For all their senseless monotony, telomeres play essential roles in cells and organisms. Without them, the genetic legacy of higher organisms could not endure as it does through countless generations (see sidebar). But that same life sustenance that telomeres breathe into species can also bring death to individual organisms, explains HHMI president Thomas R. Cech, whose laboratory at the University of Colorado studies telomerase, the enzyme that maintains telomeres on chromosomes. “Telomerase is involved in about 90 percent of cancers,” Cech says.

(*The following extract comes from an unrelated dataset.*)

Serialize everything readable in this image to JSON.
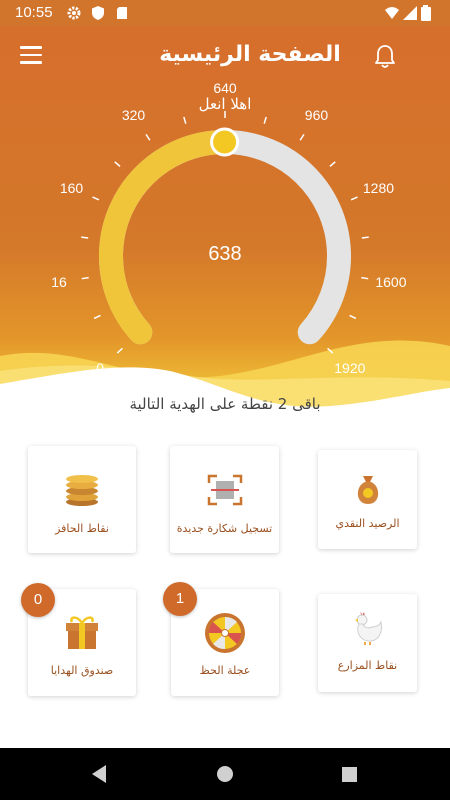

All human cells initially contain telomerase, he explains, but most adult body cells, which typically divide only a limited number of times, lack the enzyme. As those cells age, their telomeres gradually shorten, prompting them to stop growing and senesce. But telomerase becomes reactivated in cancer cells, continually lengthening the telomeres, endowing the cells with immortality and energy-sapping dominion over the body.
Cech's research team recently made a key finding about a crucial piece of the enzyme, called telomerase reverse transcriptase (TERT). Understanding TERT's three-dimensional structure could help scientists develop drugs to turn the renegade enzyme off in cancer cells. But until very recently, attempts to grow crystals of the enzyme, required for solving its structure, had failed. “Lots of labs have been trying to crystallize it since we discovered TERT 9 years ago, but the protein has never been very soluble,” Cech says. When produced in bacteria, the enzyme molecules tend to aggregate into misshapen clumps, called inclusion bodies, which are useless for structural studies.